Buck haussa les épaules avant de déglutir.

– J'étais encore un probie, admit-il pas plus fort qu'un souffle. Il y a eu cet accident que le grand huit, ce garçon qui était suspendu au-dessus du vide et qui était si désespéré. Et j'étais là, je voulais l'aider, le sauver mais pourtant il a lâché prise, juste comme ça, en une seconde… Je n'ai pas compris son geste à l'époque. Je crois que je comprends maintenant.

Sa sœur resserra son étreinte sur lui et le jeune pompier sembla reprendre conscience de ce qui l'entourait.

– J'avais du mal à… reprendre, ça me bouffait et le Cap, il m'a demandé d'aller parler à la psy du département alors j'y suis allé.

– Que s'est-il passé ?

– Au début rien. En fait si, elle… Elle m'avait demandé en ami sur facebook, juste une heure avant l'entretien. C'était bizarre et je lui ai fait remarquer mais elle a juste dit qu'elle ne savait pas comment c'était arrivé. Je lui ai parlé de ce qui s'était passé et de comment je me sentais. J'étais essentiellement un connard avec une bite à la place du cerveau à l'époque.

– Buck, le gronda Athena. Pas de mauvaises pensées.

– Ça reste vrai. Je lui ai dit, je veux dire pour mon penchant pour le sexe et qu'elle avait de la chance d'être une psy parce que sinon elle voudrait sûrement coucher avec moi elle aussi.

– Qu'a-t-elle répondu ?

– Rien, elle a juste fait… ça… et j'ai été autorisé à reprendre le travail.

Sa sœur passa sa main sur ses joues, pour essuyer ses larmes.

Il ne semblait même pas conscient du fait de pleurer. Le chef Alonzo était conscient que cela devait être une épreuve de plus pour lui de revivre tout ça mais c'était nécessaire et il avait l'impression que c'était la première fois qu'il pouvait dire à voix haute ce qui lui était arrivé.

– Pourquoi n'avez-vous rien dit à l'époque ?

– Il en a parlé, gronda Karen.

– Ce n'est pas important, la coupa Buck.

– Oh non, jeune homme, affirma Athena. Ils doivent payer pour leurs bêtises. Tu n'as pas à les protéger.

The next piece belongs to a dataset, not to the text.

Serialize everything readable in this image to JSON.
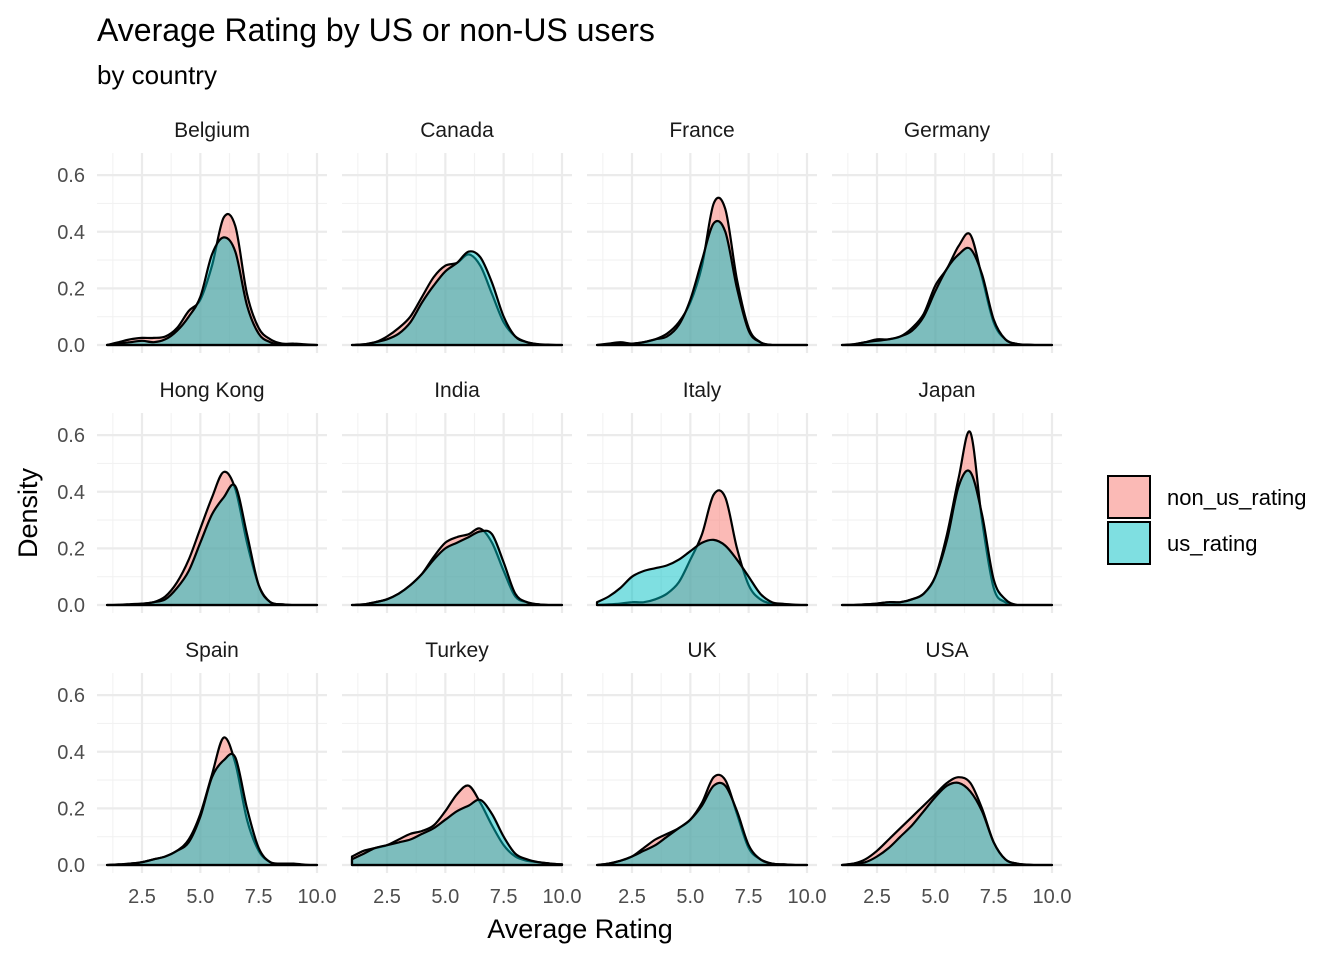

– Athena a raison, confirma sa sœur. Ils ne t'ont pas protégé d'elle alors qu'ils auraient dû le faire. Ils t'ont laissé te débattre avec ça comme ils l'ont fait avec le reste de tes traumatismes et à cause de ça tu as pensé à mourir. Je ne pardonne pas ça.

– De qui parle-t-on ?

– Les pompiers Howard Han, Henrietta Wilson et le capitaine Robert Nash, affirma Athena Grant. Buck leur a dit ce qui s'était passé et ils en ont ri comme d'une blague pendant des mois.

– Et bien des sanctions seront évidemment prises contre eux trois. Je les entendrai rapidement et les suspendrai certainement.

– Et pour elle ?

– Je la raye de la liste et je vais la dénoncer au conseil des médecins. Le reste, c'est à la police de faire son travail.

– J'espère qu'elle aura ce qu'elle mérite, cracha Karen Wilson, les bras croisés.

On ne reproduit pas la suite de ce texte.